The COVID-19 pandemic has accelerated deployment of cloud-based projects worldwide and the IBM Corp. Garage is reaping the benefits.
The co-creation and agile development unit within IBM’s Global Business Services organization saw client engagements soar from 300 last January to 1,500 this month even as its workforce pivoted to virtual offices. The unit’s grounding in cloud and virtual collaboration tools help to make the switch with no lost work days and a 40% increase project completion speed, according to Debbie Vavangas, global lead for IBM Garage.
Launched in 2014 as a means to onboard customers to the IBM cloud, Garage has caught fire within the historically buttoned-down company, expanding to 16 locations while the diversifying beyond cloud applications to broader business innovation consulting.
The Garage methodology stresses trendy concepts like design thinking, continuous delivery and integration, DevOps development techniques, problem-solving “war rooms” and the conversational code development technique called ChatOps.
“It’s a framework that brings innovation into the heart of your enterprise,” Vavangas said. “We combine lean startup, continuous improvement, agile development, design thinking and IBM’s suite of capabilities to enable digital transformation faster.”

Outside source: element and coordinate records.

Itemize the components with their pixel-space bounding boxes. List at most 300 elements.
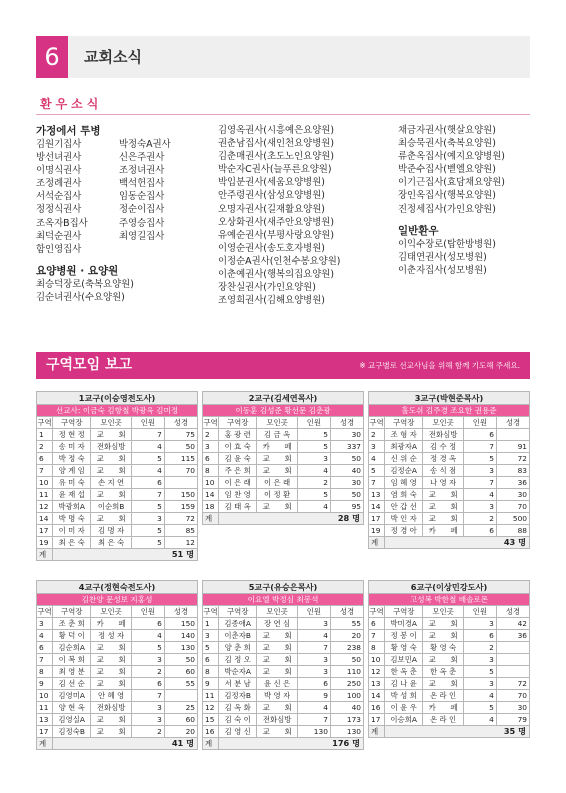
patient-name: 김원기집사 [36, 139, 82, 150]
table-row [37, 702, 198, 714]
group-no: 11 [203, 690, 219, 702]
bible-count: 60 [164, 666, 197, 678]
group-no: 4 [369, 453, 385, 465]
meeting-place: 황 영 숙 [423, 642, 464, 654]
column-header: 구역 [369, 418, 384, 427]
meeting-place: 교 회 [423, 501, 464, 513]
district-name: 1교구(이승영전도사) [37, 392, 198, 405]
district-table [368, 580, 530, 738]
group-no: 12 [369, 666, 385, 678]
attendance: 4 [297, 465, 330, 477]
patient-name: 류춘옥집사(예지요양병원) [398, 151, 505, 163]
meeting-place: 이 정 환 [257, 489, 298, 501]
attendance: 7 [297, 642, 330, 654]
meeting-place: 교 회 [91, 654, 132, 666]
group-no: 11 [37, 489, 53, 501]
table-row [369, 477, 530, 489]
table-row [37, 618, 198, 630]
table-row [203, 714, 364, 726]
district-table [36, 391, 198, 561]
meeting-place: 안 혜 영 [91, 690, 132, 702]
group-leader: 박 정 숙 [52, 453, 90, 465]
group-leader: 임 찬 영 [218, 489, 256, 501]
district-leaders: 고성복 박한철 배솔로몬 [369, 594, 530, 606]
table-row [369, 630, 530, 642]
table-row [369, 666, 530, 678]
column-header: 모인곳 [423, 606, 464, 618]
meeting-place: 온 라 인 [423, 714, 464, 726]
table-row [203, 441, 364, 453]
group-no: 7 [369, 630, 385, 642]
bible-count: 150 [164, 489, 197, 501]
patient-name: 박순자C권사(늘푸른요양원) [218, 164, 332, 176]
group-leader: 이승희A [384, 714, 422, 726]
group-no: 10 [37, 477, 53, 489]
bible-count: 337 [330, 441, 363, 453]
attendance: 3 [131, 513, 164, 525]
patient-name: 김태연권사(성모병원) [398, 251, 487, 263]
table-row [369, 465, 530, 477]
table-row [203, 501, 364, 513]
patient-name: 임동순집사 [119, 191, 165, 203]
patient-name: 이춘예권사(행복의집요양원) [218, 269, 334, 281]
attendance: 7 [463, 441, 496, 453]
attendance: 5 [463, 666, 496, 678]
group-leader: 정 봉 이 [384, 630, 422, 642]
group-leader: 양 계 임 [52, 465, 90, 477]
patient-name: 장찬실권사(가인요양원) [218, 282, 316, 294]
group-no: 9 [37, 678, 53, 690]
group-leader: 임 혜 영 [384, 477, 422, 489]
bible-count: 55 [330, 618, 363, 630]
table-row [369, 654, 530, 666]
table-row [37, 678, 198, 690]
attendance: 6 [131, 678, 164, 690]
meeting-place: 교 회 [423, 513, 464, 525]
attendance: 7 [463, 477, 496, 489]
attendance: 4 [463, 690, 496, 702]
patient-pair [36, 190, 171, 203]
meeting-place: 교 회 [257, 726, 298, 738]
meeting-place: 교 회 [423, 618, 464, 630]
column-header: 모인곳 [257, 417, 298, 429]
group-no: 10 [203, 477, 219, 489]
total-label: 계 [37, 738, 53, 750]
bible-count: 36 [496, 477, 529, 489]
column-header: 성경 [330, 606, 363, 618]
district-name: 5교구(유승은목사) [203, 581, 364, 594]
group-leader: 황 덕 이 [52, 630, 90, 642]
table-row [369, 513, 530, 525]
group-no: 2 [37, 441, 53, 453]
district-name: 6교구(이상민강도사) [369, 581, 530, 594]
group-leader: 안 갑 선 [384, 501, 422, 513]
column-header: 모인곳 [257, 606, 298, 618]
home-care-title: 가정에서 투병 [36, 125, 101, 137]
patient-name: 이정순A권사(인천수봉요양원) [218, 255, 341, 267]
group-leader: 최광자A [384, 441, 422, 453]
group-no: 8 [37, 666, 53, 678]
patient-name: 오명자권사(길재활요양원) [218, 203, 325, 215]
meeting-place: 교 회 [257, 654, 298, 666]
bible-count: 173 [330, 714, 363, 726]
total-value: 43 명 [384, 537, 529, 549]
attendance: 6 [131, 618, 164, 630]
patient-pair [36, 203, 171, 216]
patient-name: 정순이집사 [119, 204, 165, 216]
meeting-place: 이순희B [91, 501, 132, 513]
group-no: 6 [203, 654, 219, 666]
bible-count: 20 [330, 630, 363, 642]
column-header: 인원 [297, 417, 330, 429]
patient-name: 서석순집사 [36, 191, 82, 203]
district-report-note: ※ 교구별로 선교사님을 위해 함께 기도해 주세요. [359, 361, 520, 370]
attendance: 7 [131, 489, 164, 501]
group-no: 10 [369, 654, 385, 666]
bible-count: 130 [164, 642, 197, 654]
patient-name: 김순녀권사(수요양원) [36, 291, 125, 303]
district-leaders: 홀도쉬 김주경 조요한 권용준 [369, 405, 530, 417]
patient-pair [36, 164, 171, 177]
table-row [369, 441, 530, 453]
table-row [37, 501, 198, 513]
patient-name: 신은주권사 [119, 152, 165, 164]
attendance: 5 [131, 525, 164, 537]
bible-count: 88 [496, 525, 529, 537]
group-leader: 윤 재 섭 [52, 489, 90, 501]
attendance: 3 [131, 714, 164, 726]
meeting-place: 교 회 [91, 453, 132, 465]
group-no: 7 [37, 465, 53, 477]
table-row [203, 726, 364, 738]
table-row [203, 654, 364, 666]
attendance: 5 [131, 501, 164, 513]
total-label: 계 [203, 513, 219, 525]
column-header: 인원 [297, 606, 330, 618]
bible-count: 55 [164, 678, 197, 690]
bible-count [496, 666, 529, 678]
table-row [203, 465, 364, 477]
group-no: 19 [37, 537, 53, 549]
bible-count: 91 [496, 441, 529, 453]
patient-name: 채금자권사(햇살요양원) [398, 125, 496, 136]
group-leader: 박 명 숙 [52, 513, 90, 525]
group-leader: 최 은 숙 [52, 537, 90, 549]
group-leader: 박 인 자 [384, 513, 422, 525]
column-header: 구역장 [218, 417, 256, 429]
district-table [36, 580, 198, 750]
column-header: 성경 [496, 606, 529, 618]
district-leaders: 이동훈 김성준 황선문 김춘광 [203, 405, 364, 417]
attendance: 7 [131, 690, 164, 702]
patient-column-home [36, 124, 171, 304]
table-row [37, 513, 198, 525]
bible-count: 12 [164, 537, 197, 549]
table-row [37, 537, 198, 549]
table-row [203, 642, 364, 654]
attendance: 5 [131, 642, 164, 654]
group-leader: 신 위 순 [384, 453, 422, 465]
patient-pair [36, 151, 171, 164]
group-leader: 박광희A [52, 501, 90, 513]
attendance: 4 [131, 465, 164, 477]
table-row [369, 678, 530, 690]
bible-count [496, 642, 529, 654]
meeting-place: 교 회 [91, 465, 132, 477]
patient-name: 진정세집사(가인요양원) [398, 203, 496, 215]
attendance: 7 [131, 429, 164, 441]
patient-pair [36, 177, 171, 190]
group-no: 13 [369, 489, 385, 501]
attendance: 6 [297, 678, 330, 690]
patient-name: 김영옥권사(시흥예은요양원) [218, 125, 334, 136]
meeting-place: 전화심방 [423, 429, 464, 441]
group-leader: 송 미 자 [52, 441, 90, 453]
table-row [203, 630, 364, 642]
table-row [203, 429, 364, 441]
table-row [37, 453, 198, 465]
patient-name: 최덕순권사 [36, 230, 82, 242]
patient-pair [36, 230, 171, 243]
attendance: 3 [131, 654, 164, 666]
bible-count: 30 [330, 477, 363, 489]
patient-name: 김춘매권사(초도노인요양원) [218, 151, 334, 163]
group-no: 8 [203, 666, 219, 678]
group-leader: 조 형 자 [384, 429, 422, 441]
attendance: 2 [131, 666, 164, 678]
group-no: 18 [203, 501, 219, 513]
table-row [37, 726, 198, 738]
district-name: 2교구(김세연목사) [203, 392, 364, 405]
bible-count: 238 [330, 642, 363, 654]
district-table [368, 391, 530, 549]
table-row [37, 525, 198, 537]
column-header: 모인곳 [91, 606, 132, 618]
nursing-title: 요양병원 · 요양원 [36, 264, 119, 277]
bible-count: 500 [496, 513, 529, 525]
patient-column-3 [398, 124, 505, 277]
table-row [203, 690, 364, 702]
meeting-place: 교 회 [91, 429, 132, 441]
group-no: 14 [203, 489, 219, 501]
bible-count: 60 [164, 714, 197, 726]
patient-name: 백석헌집사 [119, 178, 165, 190]
attendance: 130 [297, 726, 330, 738]
column-header: 구역 [37, 418, 52, 427]
table-row [369, 714, 530, 726]
bible-count: 30 [496, 489, 529, 501]
attendance: 3 [131, 702, 164, 714]
attendance: 3 [297, 666, 330, 678]
table-row [369, 690, 530, 702]
bible-count: 40 [330, 702, 363, 714]
group-leader: 박미경A [384, 618, 422, 630]
group-leader: 염 희 숙 [384, 489, 422, 501]
bible-count: 100 [330, 690, 363, 702]
group-no: 12 [203, 702, 219, 714]
meeting-place: 정 경 옥 [423, 453, 464, 465]
table-row [37, 489, 198, 501]
group-no: 14 [37, 513, 53, 525]
bible-count: 250 [330, 678, 363, 690]
group-leader: 김정순A [384, 465, 422, 477]
column-header: 구역장 [218, 606, 256, 618]
meeting-place: 교 회 [91, 489, 132, 501]
patient-name: 박정숙A권사 [119, 139, 171, 150]
column-header: 성경 [164, 417, 197, 429]
page-title: 교회소식 [84, 48, 142, 66]
patient-name: 이익수장로(탑한방병원) [398, 238, 496, 250]
group-no: 12 [37, 501, 53, 513]
column-header: 인원 [463, 606, 496, 618]
patient-name: 조영희권사(김해요양병원) [218, 295, 325, 307]
attendance: 3 [297, 654, 330, 666]
patient-name: 안주령권사(삼성요양병원) [218, 190, 325, 202]
bible-count: 115 [164, 453, 197, 465]
group-no: 14 [369, 501, 385, 513]
group-no: 2 [369, 429, 385, 441]
group-leader: 최 영 분 [52, 666, 90, 678]
column-header: 구역 [37, 607, 52, 616]
bible-count: 30 [496, 702, 529, 714]
meeting-place: 나 영 자 [423, 477, 464, 489]
column-header: 성경 [496, 417, 529, 429]
column-header: 구역 [369, 607, 384, 616]
bible-count: 70 [164, 465, 197, 477]
group-no: 13 [369, 678, 385, 690]
group-no: 6 [369, 618, 385, 630]
group-leader: 한 옥 춘 [384, 666, 422, 678]
attendance: 5 [131, 453, 164, 465]
group-no: 5 [369, 465, 385, 477]
group-leader: 주 은 희 [218, 465, 256, 477]
meeting-place: 송 식 점 [423, 465, 464, 477]
group-leader: 김 선 순 [52, 678, 90, 690]
group-leader: 황 영 숙 [384, 642, 422, 654]
meeting-place: 교 회 [257, 702, 298, 714]
total-label: 계 [369, 537, 385, 549]
group-no: 17 [369, 513, 385, 525]
table-row [203, 489, 364, 501]
meeting-place: 교 회 [423, 678, 464, 690]
column-header: 인원 [131, 417, 164, 429]
group-leader: 김종애A [218, 618, 256, 630]
bible-count: 72 [496, 453, 529, 465]
bible-count [496, 654, 529, 666]
group-leader: 김보민A [384, 654, 422, 666]
page-header [36, 36, 530, 78]
group-no: 4 [37, 630, 53, 642]
bible-count [164, 690, 197, 702]
meeting-place: 김 명 자 [91, 525, 132, 537]
patient-name: 최승덕장로(축복요양원) [36, 278, 134, 290]
attendance: 4 [463, 714, 496, 726]
bible-count [164, 477, 197, 489]
table-row [37, 441, 198, 453]
group-no: 2 [203, 429, 219, 441]
group-no: 6 [203, 453, 219, 465]
patient-name: 박준수집사(벧엘요양원) [398, 164, 496, 176]
district-leaders: 이요엘 박정심 최봉석 [203, 594, 364, 606]
attendance: 4 [463, 489, 496, 501]
attendance: 3 [463, 678, 496, 690]
attendance: 5 [297, 441, 330, 453]
attendance: 3 [297, 453, 330, 465]
patient-name: 방선녀권사 [36, 152, 82, 164]
table-row [203, 453, 364, 465]
patient-name: 이영순권사(송도호자병원) [218, 242, 325, 254]
column-header: 구역 [203, 607, 218, 616]
bible-count: 70 [496, 690, 529, 702]
bible-count: 50 [330, 654, 363, 666]
meeting-place: 교 회 [91, 678, 132, 690]
bible-count: 36 [496, 630, 529, 642]
table-row [369, 618, 530, 630]
bible-count: 72 [164, 513, 197, 525]
bible-count: 150 [164, 618, 197, 630]
attendance: 3 [463, 465, 496, 477]
patient-pair [36, 243, 171, 256]
bible-count: 159 [164, 501, 197, 513]
meeting-place: 정 성 자 [91, 630, 132, 642]
group-no: 16 [203, 726, 219, 738]
meeting-place: 교 회 [257, 642, 298, 654]
table-row [37, 654, 198, 666]
attendance: 9 [297, 690, 330, 702]
table-row [37, 666, 198, 678]
patient-name: 최영길집사 [119, 230, 165, 242]
meeting-place: 교 회 [423, 630, 464, 642]
bible-count: 25 [164, 702, 197, 714]
meeting-place: 김 금 옥 [257, 429, 298, 441]
attendance: 6 [463, 525, 496, 537]
bible-count: 50 [164, 441, 197, 453]
group-leader: 김정숙B [52, 726, 90, 738]
district-name: 3교구(박현준목사) [369, 392, 530, 405]
attendance: 5 [297, 489, 330, 501]
patient-name: 박입분권사(세움요양병원) [218, 177, 325, 189]
attendance: 4 [297, 630, 330, 642]
total-value: 51 명 [52, 549, 197, 561]
meeting-place: 교 회 [257, 630, 298, 642]
group-leader: 김 윤 숙 [218, 453, 256, 465]
group-no: 17 [37, 726, 53, 738]
column-header: 구역 [203, 418, 218, 427]
group-no: 8 [369, 642, 385, 654]
group-leader: 김 옥 화 [218, 702, 256, 714]
meeting-place: 교 회 [257, 501, 298, 513]
group-no: 10 [37, 690, 53, 702]
group-no: 9 [203, 678, 219, 690]
group-no: 14 [369, 690, 385, 702]
bible-count: 20 [164, 726, 197, 738]
group-leader: 김 영 신 [218, 726, 256, 738]
group-leader: 김 숙 이 [218, 714, 256, 726]
attendance: 5 [131, 537, 164, 549]
meeting-place: 교 회 [423, 654, 464, 666]
group-no: 19 [369, 525, 385, 537]
attendance: 6 [463, 429, 496, 441]
meeting-place: 한 옥 춘 [423, 666, 464, 678]
district-name: 4교구(정현숙전도사) [37, 581, 198, 594]
group-no: 16 [369, 702, 385, 714]
meeting-place: 전화심방 [257, 714, 298, 726]
group-no: 7 [369, 477, 385, 489]
table-row [369, 489, 530, 501]
meeting-place: 카 페 [423, 702, 464, 714]
bible-count: 75 [164, 429, 197, 441]
bible-count: 95 [330, 501, 363, 513]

But practitioners say the approach is more than just following trends. “We measure and quantify everything,” Vavangas said. “I can tell you the cost per sprint for every project.”
A survey by the Forrester Consulting arm of Forrester Research Inc. that IBM Commissioned last year reported that the Garage methodology doubles the number of projects customers release to production and slashes two-thirds of the average time to delivery, with an average return on investment of over 100%.
Culture change
The methodology’s goal is to “fundamentally change the way our clients work and how they can use innovation to drive transformation,” she said. It also blurs the line between the client’s organization and IBM’s. “There is no ‘our view’ and ‘your view,’” Vavangas said in a video interview. “There’s just the view. This is what’s happening.”
The pandemic has accelerated both IBM Garage’s business and its visibility within the parent company as businesses have had to swiftly pivot to e-commerce, remote sales and digital collaboration. “Clients need to invest better and know what they’re getting,” Vavangas said.
Last week Volkswagen AG’s Audi unit in the U.K. reported that a website overhaul conducted in concert with Garage had yielded a 59% increase in online sales inquiries in the U.K. this year despite a 30% decline in car sales. The company said it broke its daily sales inquiry record three times in the month of June alone.
IBM Garage designers conducted nearly 1,500 hours of user research in helping Frito-Lay Inc. overhaul its e-commerce and logistics systems to enable small businesses that couldn’t previously do business with the supplier directly to place orders and even get customized recommendations. The project has gained the snack giant more than 30,000 active customers. Another co-developed initiative, Sales Hub, streamlines delivery routes and provides drivers and managers with a mobile app to improve visibility into driver performance.
Now IBM is in the process of training its entire GBS workforce in the methodology. Some 30,000 IBMers and clients have completed the 17 hours of online education on the agile methodology and all or part of the 45 additional hours of learning modules. “There’s a commitment that Garage will be the primary way people work with IBM,” Vavangas said.
IBM Chief Financial Officer James Kavanaugh said as much during IBM’s recent fourth-quarter earnings call. “Our consulting signings grew 8%, driven by advisory work for application modernization and enabled by our unique and experiential Garage methodology,” he said. “That allows us to co-create with our clients earlier in the sales process.”